Scambio polemico di accuse fra l’ex sindaco Cozzi e il primo cittadino "Colpa della Giunta Colombo". La replica: "È una crisi generalizzata"

Gli ambulanti se ne vanno. Il mercato di Sant’Ilario resta senza bancarelle
Gli ambulanti se ne vanno. Il mercato di Sant’Ilario resta senza bancarelle

La frazione di Sant’Ilario rimarrà senza mercato. L’ultimo ambulante rimasto non tornerà in zona e pertanto nella frazione cesserà del tutto il commercio ambulante come spiega l’ex sindaco Massimo Cozzi, oggi all’opposizione: "I tre ambulanti rimasti con alimentari, frutta e detersivi, presenti fino all’ultimo, hanno semplicemente scelto di andare in un altro mercato di un Comune vicino, con condizioni migliori".

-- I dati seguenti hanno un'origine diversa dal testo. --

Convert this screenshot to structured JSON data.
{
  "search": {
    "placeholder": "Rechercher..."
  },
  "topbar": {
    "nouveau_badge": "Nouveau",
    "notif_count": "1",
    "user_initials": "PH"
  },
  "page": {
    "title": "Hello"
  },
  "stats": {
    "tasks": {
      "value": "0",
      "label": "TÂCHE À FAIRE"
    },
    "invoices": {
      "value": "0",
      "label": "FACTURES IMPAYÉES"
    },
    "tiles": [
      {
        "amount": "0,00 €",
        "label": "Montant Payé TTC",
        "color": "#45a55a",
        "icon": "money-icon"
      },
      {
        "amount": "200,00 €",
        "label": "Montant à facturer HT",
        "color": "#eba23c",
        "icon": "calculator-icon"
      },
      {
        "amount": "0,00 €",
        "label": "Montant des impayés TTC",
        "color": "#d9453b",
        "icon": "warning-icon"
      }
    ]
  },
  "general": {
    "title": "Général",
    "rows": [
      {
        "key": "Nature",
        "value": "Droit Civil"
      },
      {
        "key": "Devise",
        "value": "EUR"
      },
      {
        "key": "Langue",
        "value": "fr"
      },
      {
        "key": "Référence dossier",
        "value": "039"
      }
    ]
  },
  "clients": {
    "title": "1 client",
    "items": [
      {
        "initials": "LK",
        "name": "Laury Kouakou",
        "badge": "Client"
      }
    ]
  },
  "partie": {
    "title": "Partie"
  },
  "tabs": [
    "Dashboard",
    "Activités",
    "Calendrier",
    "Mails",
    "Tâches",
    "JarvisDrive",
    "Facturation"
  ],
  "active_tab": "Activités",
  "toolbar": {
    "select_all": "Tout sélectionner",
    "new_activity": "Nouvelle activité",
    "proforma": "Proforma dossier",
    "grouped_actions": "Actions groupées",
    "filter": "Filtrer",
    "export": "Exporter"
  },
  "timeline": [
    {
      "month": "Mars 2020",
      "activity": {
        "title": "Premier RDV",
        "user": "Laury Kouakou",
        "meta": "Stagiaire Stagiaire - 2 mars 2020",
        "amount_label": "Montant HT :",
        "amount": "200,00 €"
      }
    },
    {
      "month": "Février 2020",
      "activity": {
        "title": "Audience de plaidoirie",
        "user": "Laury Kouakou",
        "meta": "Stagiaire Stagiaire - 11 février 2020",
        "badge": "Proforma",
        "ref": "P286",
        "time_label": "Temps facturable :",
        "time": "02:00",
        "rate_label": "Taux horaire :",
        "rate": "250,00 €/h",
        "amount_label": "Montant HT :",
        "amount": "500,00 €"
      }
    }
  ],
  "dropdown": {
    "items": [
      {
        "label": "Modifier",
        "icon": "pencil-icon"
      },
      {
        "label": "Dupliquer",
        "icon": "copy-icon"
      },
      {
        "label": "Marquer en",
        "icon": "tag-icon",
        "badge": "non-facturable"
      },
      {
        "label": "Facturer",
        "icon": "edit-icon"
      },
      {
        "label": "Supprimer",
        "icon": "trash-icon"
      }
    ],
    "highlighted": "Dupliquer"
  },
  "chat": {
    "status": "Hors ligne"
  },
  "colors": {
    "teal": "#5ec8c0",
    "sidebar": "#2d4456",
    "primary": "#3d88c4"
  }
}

Cozzi prosegue: "Non fa notizia, non se ne parla e interessa a pochissimi, ma da oggi non esiste più il mercato settimanale del mercoledì mattina a S.Ilario. Se ne è parlato, grazie a una nostra interpellanza, nell’ultimo Consiglio comunale. Comunque la si pensi, resta una sconfitta per la frazione che, dopo 20 anni, non ha più quello che era diventato un punto di riferimento, soprattutto per le persone anziane. I mercati costituiscono spazi pubblici essenziali per la vita di una comunità. Infatti non sono solo aree per la distribuzione e vendita di beni e prodotti, bensì sono luoghi di incontro, di aggregazione e di scambi relazionali. Il mercato costituisce un servizio pubblico alla collettività ed agevola la costruzione di quel senso di appartenenza al luogo che fonda l’identità di un paese".

Dal canto suo il sindaco Daniela Colombo ha spiegato: "Era rimasto un solo ambulante, che ha fatto sapere che non ci andava più nessuno. C’è un vizio di base nella interpellanza, ed è quello di dire che ciò nonostante questo mercato rappresenta un luogo dove si recano diversi anziani. Non c’è domanda e quindi non c’è offerta: quest’anno vi erano due titolari più uno spuntista, che da parecchio tempo sembra non si presenti; uno dei titolari ha lasciato qualche tempo fa, l’ultimo ambulante ha avvisato che da 1° gennaio smetterà l’attività. Non c’è modo di rinvigorire una situazione in palese decadimento perché non c’è domanda e di conseguenza non c’è offerta. Tutti i mercati sono in decrescita purtroppo, è una realtà con la quale si devono fare i conti e riguarda anche le fiere, tanto che si sta cercando sempre più di integrare l’assenza degli ambulanti con hobbisti. Aggiungo solo che nel 2021 Cozzi ha adeguato (aumentandole) le tariffe mercatali a seguito dell’istituzione del canone unico, scatenando le ire degli ultimi due operatori di Sant’Ilario".